Authors: Rachel S Lee, Ben Engelhard, Ilana B Witten, Nathanial D Daw
PUBLICATION: Biorxiv 2022
The hypothesis that midbrain dopamine (DA) neurons broadcast an error signal for the prediction of reward (reward prediction error, RPE) is among the great successes of computational neuroscience1-3. However, recent results contradict a core aspect of this theory: that the neurons uniformly convey a scalar, global signal.
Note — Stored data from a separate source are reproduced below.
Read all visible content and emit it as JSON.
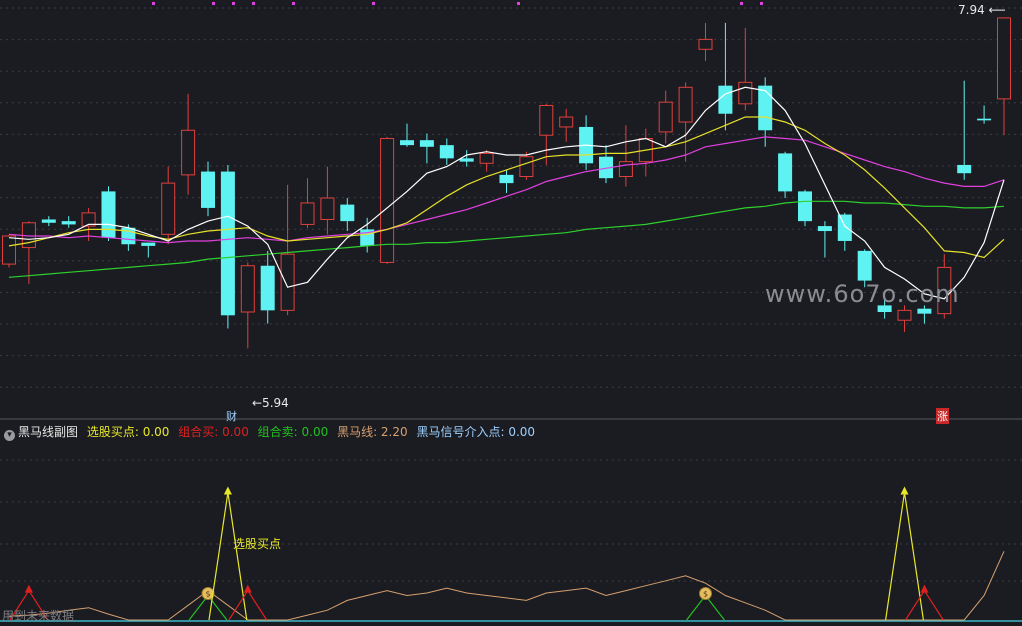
{
  "colors": {
    "up": "#e0403d",
    "down": "#5ef2f2",
    "ma5": "#ffffff",
    "ma10": "#e6e02a",
    "ma20": "#e040e0",
    "ma60": "#2ed02e",
    "grid": "#3a3c44",
    "bg": "#1b1c21",
    "sub_buy": "#e8e82a",
    "sub_combo_buy": "#e02020",
    "sub_combo_sell": "#20c020",
    "sub_heima": "#d6a070"
  },
  "price_axis": {
    "min": 5.7,
    "max": 8.0
  },
  "main_labels": {
    "high_marker": "7.94",
    "low_marker": "←5.94",
    "cai_badge": "财",
    "zhang_badge": "涨"
  },
  "sub_header": {
    "indicator_name": "黑马线副图",
    "buy_point": "选股买点: 0.00",
    "combo_buy": "组合买: 0.00",
    "combo_sell": "组合卖: 0.00",
    "heima_line": "黑马线: 2.20",
    "heima_signal": "黑马信号介入点: 0.00"
  },
  "sub_annotation": "选股买点",
  "watermark": "www.6o7o.com",
  "footer": "用到未来数据",
  "chart_data": {
    "type": "candlestick",
    "ohlc": [
      [
        6.45,
        6.62,
        6.43,
        6.63
      ],
      [
        6.55,
        6.7,
        6.33,
        6.71
      ],
      [
        6.72,
        6.7,
        6.68,
        6.74
      ],
      [
        6.71,
        6.69,
        6.67,
        6.74
      ],
      [
        6.68,
        6.76,
        6.59,
        6.79
      ],
      [
        6.89,
        6.61,
        6.59,
        6.92
      ],
      [
        6.67,
        6.57,
        6.53,
        6.69
      ],
      [
        6.58,
        6.56,
        6.49,
        6.58
      ],
      [
        6.63,
        6.94,
        6.57,
        7.04
      ],
      [
        6.99,
        7.26,
        6.87,
        7.48
      ],
      [
        7.01,
        6.79,
        6.74,
        7.07
      ],
      [
        7.01,
        6.14,
        6.06,
        7.05
      ],
      [
        6.16,
        6.44,
        5.94,
        6.46
      ],
      [
        6.44,
        6.17,
        6.09,
        6.53
      ],
      [
        6.17,
        6.51,
        6.14,
        6.93
      ],
      [
        6.69,
        6.82,
        6.67,
        6.97
      ],
      [
        6.72,
        6.85,
        6.63,
        7.04
      ],
      [
        6.81,
        6.71,
        6.65,
        6.85
      ],
      [
        6.66,
        6.56,
        6.52,
        6.73
      ],
      [
        6.46,
        7.21,
        6.45,
        7.22
      ],
      [
        7.2,
        7.17,
        7.16,
        7.3
      ],
      [
        7.2,
        7.16,
        7.06,
        7.24
      ],
      [
        7.17,
        7.09,
        7.05,
        7.21
      ],
      [
        7.09,
        7.07,
        7.04,
        7.14
      ],
      [
        7.06,
        7.12,
        7.01,
        7.14
      ],
      [
        6.99,
        6.94,
        6.88,
        7.02
      ],
      [
        6.98,
        7.1,
        6.96,
        7.13
      ],
      [
        7.23,
        7.41,
        7.05,
        7.42
      ],
      [
        7.28,
        7.34,
        7.19,
        7.39
      ],
      [
        7.28,
        7.06,
        7.02,
        7.35
      ],
      [
        7.1,
        6.97,
        6.94,
        7.17
      ],
      [
        6.98,
        7.07,
        6.92,
        7.29
      ],
      [
        7.07,
        7.21,
        6.98,
        7.27
      ],
      [
        7.25,
        7.43,
        7.18,
        7.5
      ],
      [
        7.31,
        7.52,
        7.07,
        7.55
      ],
      [
        7.75,
        7.81,
        7.68,
        7.91
      ],
      [
        7.53,
        7.36,
        7.26,
        7.91
      ],
      [
        7.42,
        7.55,
        7.38,
        7.88
      ],
      [
        7.53,
        7.26,
        7.16,
        7.58
      ],
      [
        7.12,
        6.89,
        6.85,
        7.13
      ],
      [
        6.89,
        6.71,
        6.68,
        6.9
      ],
      [
        6.68,
        6.65,
        6.49,
        6.71
      ],
      [
        6.75,
        6.59,
        6.53,
        6.76
      ],
      [
        6.53,
        6.35,
        6.31,
        6.54
      ],
      [
        6.2,
        6.16,
        6.12,
        6.24
      ],
      [
        6.11,
        6.17,
        6.04,
        6.2
      ],
      [
        6.18,
        6.15,
        6.09,
        6.2
      ],
      [
        6.15,
        6.43,
        6.12,
        6.51
      ],
      [
        7.05,
        7.0,
        6.96,
        7.56
      ],
      [
        7.33,
        7.32,
        7.3,
        7.41
      ],
      [
        7.45,
        7.94,
        7.23,
        7.94
      ]
    ],
    "ma5": [
      6.61,
      6.6,
      6.61,
      6.63,
      6.69,
      6.69,
      6.67,
      6.63,
      6.59,
      6.66,
      6.71,
      6.74,
      6.68,
      6.57,
      6.31,
      6.34,
      6.48,
      6.61,
      6.69,
      6.79,
      6.89,
      7.0,
      7.04,
      7.11,
      7.13,
      7.11,
      7.11,
      7.14,
      7.16,
      7.17,
      7.16,
      7.19,
      7.21,
      7.16,
      7.23,
      7.38,
      7.48,
      7.52,
      7.5,
      7.38,
      7.18,
      6.93,
      6.68,
      6.59,
      6.43,
      6.36,
      6.27,
      6.24,
      6.37,
      6.58,
      6.96
    ],
    "ma10": [
      6.56,
      6.58,
      6.61,
      6.64,
      6.66,
      6.66,
      6.65,
      6.62,
      6.6,
      6.63,
      6.65,
      6.66,
      6.67,
      6.62,
      6.59,
      6.6,
      6.61,
      6.62,
      6.63,
      6.66,
      6.7,
      6.78,
      6.86,
      6.93,
      6.98,
      7.02,
      7.06,
      7.1,
      7.11,
      7.11,
      7.12,
      7.12,
      7.14,
      7.16,
      7.19,
      7.24,
      7.29,
      7.34,
      7.34,
      7.31,
      7.26,
      7.18,
      7.11,
      7.02,
      6.91,
      6.79,
      6.67,
      6.53,
      6.52,
      6.49,
      6.6
    ],
    "ma20": [
      6.63,
      6.62,
      6.62,
      6.61,
      6.62,
      6.61,
      6.6,
      6.59,
      6.58,
      6.59,
      6.59,
      6.6,
      6.61,
      6.6,
      6.59,
      6.61,
      6.62,
      6.63,
      6.64,
      6.66,
      6.69,
      6.72,
      6.75,
      6.78,
      6.82,
      6.86,
      6.9,
      6.95,
      6.98,
      7.01,
      7.03,
      7.05,
      7.06,
      7.08,
      7.11,
      7.16,
      7.18,
      7.2,
      7.22,
      7.21,
      7.2,
      7.16,
      7.12,
      7.08,
      7.04,
      7.01,
      6.97,
      6.94,
      6.92,
      6.92,
      6.96
    ],
    "ma60": [
      6.37,
      6.38,
      6.39,
      6.4,
      6.41,
      6.42,
      6.43,
      6.44,
      6.45,
      6.46,
      6.48,
      6.49,
      6.5,
      6.51,
      6.52,
      6.53,
      6.54,
      6.55,
      6.56,
      6.57,
      6.57,
      6.58,
      6.58,
      6.59,
      6.6,
      6.61,
      6.62,
      6.63,
      6.64,
      6.66,
      6.67,
      6.68,
      6.69,
      6.71,
      6.73,
      6.75,
      6.77,
      6.79,
      6.8,
      6.82,
      6.83,
      6.83,
      6.83,
      6.82,
      6.82,
      6.81,
      6.8,
      6.8,
      6.79,
      6.79,
      6.8
    ],
    "sub_axis": {
      "min": 0,
      "max": 3.2
    },
    "sub_series": {
      "heima_line": [
        0.08,
        0.1,
        0.14,
        0.2,
        0.25,
        0.12,
        0.0,
        0.0,
        0.0,
        0.3,
        0.6,
        0.3,
        0.0,
        0.0,
        0.0,
        0.1,
        0.2,
        0.4,
        0.5,
        0.6,
        0.5,
        0.55,
        0.65,
        0.55,
        0.5,
        0.45,
        0.4,
        0.55,
        0.6,
        0.65,
        0.5,
        0.6,
        0.7,
        0.8,
        0.9,
        0.75,
        0.5,
        0.35,
        0.2,
        0.0,
        0.0,
        0.0,
        0.0,
        0.0,
        0.0,
        0.0,
        0.0,
        0.0,
        0.0,
        0.5,
        1.4
      ],
      "buy_points": [
        {
          "index": 11,
          "value": 2.6
        },
        {
          "index": 45,
          "value": 2.6
        }
      ],
      "combo_buy_points": [
        {
          "index": 1,
          "value": 0.6
        },
        {
          "index": 12,
          "value": 0.6
        },
        {
          "index": 46,
          "value": 0.6
        }
      ],
      "combo_sell_points": [
        {
          "index": 10,
          "value": 0.5
        },
        {
          "index": 35,
          "value": 0.5
        }
      ]
    }
  }
}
Instead, when animals are placed in a high-dimensional environment, DA neurons in the ventral tegmental area (VTA) display substantial heterogeneity in the features to which they respond, while also having more consistent RPE-like responses at the time of reward. Here we introduce a new Vector RPE model that explains these findings, by positing that DA neurons report individual RPEs for a subset of a population vector code for an animal's state (moment-to-moment situation). To investigate this claim, we train a deep reinforcement learning model on a navigation and decision-making task, and compare the Vector RPE derived from the network to population recordings from DA neurons during the same task. The Vector RPE model recapitulates the key features of the neural data: specifically, heterogeneous coding of task variables during the navigation and decision-making period, but uniform reward responses. The model also makes new predictions about the nature of the responses, which we validate. Our work provides a path to reconcile new observations of DA neuron heterogeneity with classic ideas about RPE coding, while also providing a new perspective on how the brain performs reinforcement learning in high dimensional environments.